Prototyping with CSS Flexbox
Since giving my first UX Bootcamp workshop on Prototyping in Code, I’ve been looking at ways to make it easier to teach CSS layout. I’ve tried demonstrating floats in a fish tank and how positioning works using diagrams and sketches, but it still seems pretty abstract to a CSS beginners.
I’ve been having a read through the specs for the Flexible Box Layout Module. The name describes the behaviour of the boxes which can stretch and expand to fill content, with unused space being distributed amongst the boxes. This is what we often try to achieve when floating elements.
The float method
A couple of years ago, I wrote a blog post on using nth-of-type to create grid blocks that clear. In it, I explain how you can use floats and nth-of-type to add margins to specific boxes, and get the correct ones to clear. This solution doesn’t rely on using classnames as a hook, so it means you don’t have to keep editing the markup if you decide to have 4 columns instead of 3. However, trying to explain this all to a group who have only been writing CSS for a few hours is heavy going.
The post doesn’t do a great job of demonstrating how the code works and I’ve since optimised the code, so I’ve added a version of the floats examples you can play with in jsbin. It also uses media queries to linearise the content at a smaller viewport.
How Flexbox works
I’m still learning the ins and outs of Flexbox, but I’ve been testing it out making an interactive prototype for the re-development of the Hackasaurus website. Once I’d got to grips with it, developing the prototype took considerably less time than my usual method of floats and positioning.
If you want to have a play, here’s a demo of a Flexbox prototype I put on jsbin.
Be aware that the syntax is in flux at the moment so you will need browser prefixes and these examples may be out of date depending on when you read this, so check the spec. It’s not yet supported by Opera or IE, but there’s a page on “can I use” that lists specific versions. It’s not something I’d feel comfortable about implementing into live projects until it’s stabilised a bit, but for quick prototypes it’s fine.
To set up Flexbox, create an element with children. In the CSS, set
display:box on the parent, and
box-flex:1 on the children. All the children will adapt to fit the width of their content and their parent. Widths are calculated automatically so you don’t have to worry about the box-model’s pixel-width borders messing up your percentage-based dimensions.
This is the bit I find a bit odd: if you want the boxes to be distributed evenly, add a width to the children. I want to set a width of 100% to the children so that browsers that don’t support Flexbox just linearise the content, but it won’t accept percentage widths. Even setting a percentage for the margins doesn’t seem to have any effect.
Oli Studholme does an excellent job of explaining limitations like this, and suggests using width:0 as a workaround to force it to have a width. I’m not sure about this since it feels a bit dodgy as a fallback for browsers that don’t have Flexbox, but it’s all still in development. For a prototype my goal is making something quickly for demonstration rather than proper use, so I’m not worrying about browser support.

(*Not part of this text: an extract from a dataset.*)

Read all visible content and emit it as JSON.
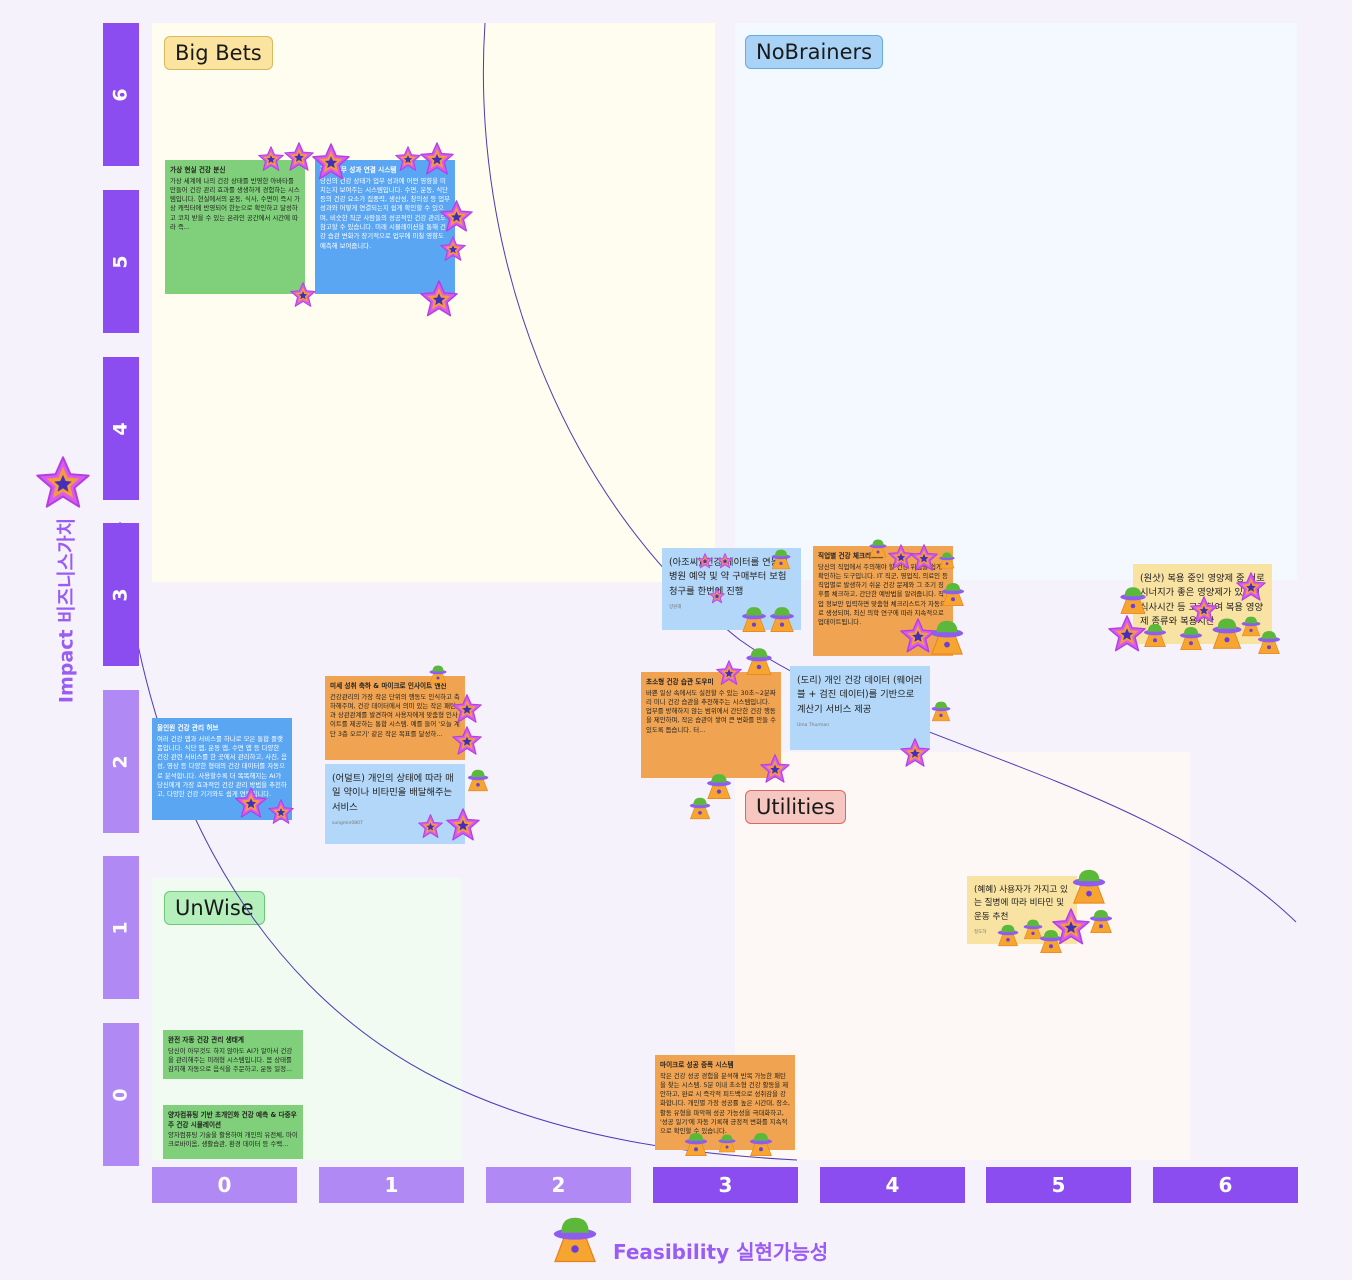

Other fancy stuff you can do with it
As well as making columns with widths that spread out equally, you can have columns of different widths with a few more tweaks. Suppose you want 2 columns with one column bigger than the other. Set
display:box on the parent, and on the child you want to be bigger, put
box-flex: 1. On the child you want to be smaller, put
In my prototype, I set all my boxes to have
box-flex: 1;, and I have a class called
.mini which I give to boxes I want to be smaller, and this applies
box-flex: 2. Not the most semantic classname, but it’s just a demonstration.
You can also set boxes to stack vertically, and the most exciting of all (to me, anyway) is being able to reorder where they’re displayed. Think of the potential with responsive designs…
Oli has some juicy examples of things you can do with Flexbox. His article was written in January so I think some of the things he’s mentioned as not being implemented properly in Firefox are working now. It’s a really interesting read, and full of examples.
There’s also a Flexbox playground where you can test out all the possibilities.
Depending on how I get on with this, I’m planning on teaching Flexbox to my Prototyping in Code workshop students next week. It’ll be useful as an introduction so they can get something working quickly. It would mean people could build a layout in CSS without having to learn all of these things first:
- Why mixing pixels and percentages sometimes breaks things.
- What “clear” does (and the difference between clear:left, clear:right and clear:both).
- How float:left and float:right work.
- Why having everything floated in a container can make its background colour disappear.
- How to stop content trying to wrap round floated elements where they shouldn’t.
- How to get columns that are next to each other to be the same height.
All essential things for a developer to know, but not for people who are trying to mock something up quickly with code that won’t be used in a live project.